Re: STS-77 Reentry Observed (!)

Philip Chien (kc4yer@amsat.org)
Sun, 2 Jun 1996 23:28:18 -0400

Jim Varney <jvarney@mail2.quiknet.com> said:
>
>You're not alone "being in the wrong place."  After STS-78 so will I.
>There are no more 39 degree missions planned after July's STS-78, so my
>luck will run out... and STS-78 will be inferior to -77, as that reentry
>will be in twilight here.

Actually there _will_ be more 39 degree missions.
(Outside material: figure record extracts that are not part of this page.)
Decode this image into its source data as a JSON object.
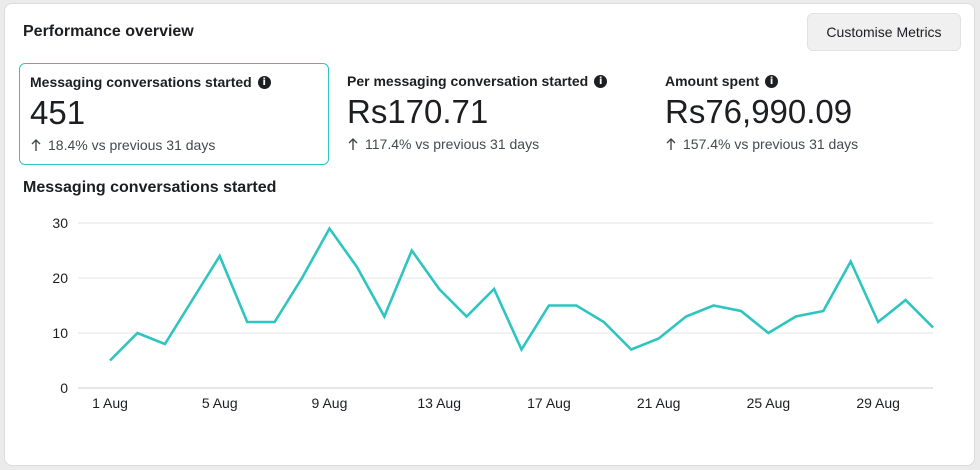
{
  "header": {
    "title": "Performance overview",
    "customise_label": "Customise Metrics"
  },
  "metrics": [
    {
      "label": "Messaging conversations started",
      "value": "451",
      "change": "18.4% vs previous 31 days",
      "selected": true
    },
    {
      "label": "Per messaging conversation started",
      "value": "Rs170.71",
      "change": "117.4% vs previous 31 days",
      "selected": false
    },
    {
      "label": "Amount spent",
      "value": "Rs76,990.09",
      "change": "157.4% vs previous 31 days",
      "selected": false
    }
  ],
  "icons": {
    "info": "info-icon",
    "change": "arrow-up-icon"
  },
  "colors": {
    "accent": "#2ec5c0",
    "grid": "#e4e4e4",
    "text": "#1c1e21"
  },
  "chart_data": {
    "type": "line",
    "title": "Messaging conversations started",
    "x": [
      "1 Aug",
      "2 Aug",
      "3 Aug",
      "4 Aug",
      "5 Aug",
      "6 Aug",
      "7 Aug",
      "8 Aug",
      "9 Aug",
      "10 Aug",
      "11 Aug",
      "12 Aug",
      "13 Aug",
      "14 Aug",
      "15 Aug",
      "16 Aug",
      "17 Aug",
      "18 Aug",
      "19 Aug",
      "20 Aug",
      "21 Aug",
      "22 Aug",
      "23 Aug",
      "24 Aug",
      "25 Aug",
      "26 Aug",
      "27 Aug",
      "28 Aug",
      "29 Aug",
      "30 Aug",
      "31 Aug"
    ],
    "x_tick_labels": [
      "1 Aug",
      "5 Aug",
      "9 Aug",
      "13 Aug",
      "17 Aug",
      "21 Aug",
      "25 Aug",
      "29 Aug"
    ],
    "values": [
      5,
      10,
      8,
      16,
      24,
      12,
      12,
      20,
      29,
      22,
      13,
      25,
      18,
      13,
      18,
      7,
      15,
      15,
      12,
      7,
      9,
      13,
      15,
      14,
      10,
      13,
      14,
      23,
      12,
      16,
      11
    ],
    "y_ticks": [
      0,
      10,
      20,
      30
    ],
    "ylim": [
      0,
      30
    ],
    "grid": true
  }
}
39 degrees is chosen whenever there's enough shuttle uphill performance
(e.g. not a full payload load) and there are no requirements for any other
inclination.  39 is especially useful because it keeps the landing passes
at the same time each day on long missions.  In addition it can be used
with a 277 km. altitude to keep the astronauts on the same wake/sleep cycle
each day, an important issue for spacelab life science missions.

So as Space Station slips to the right (what'da mean you don't think it's
going to slip?) additional spacelab flights will be added, and many will
use 39 degree orbits.

I'd bet money that the STS-83 Microgravity Science Laboratory mission will
become a 39 degree mission for the above reasons.


>Philip Chien wrote:
>
>>Yeah, those of us in Florida don't get to see much of reentries either!
>
>Trade ya.  Trade ya my reentry for your launch! :)

nah, I like seeing launches and entries up close.  Now if I can only
schedule the weather better so I can get some better visible passes!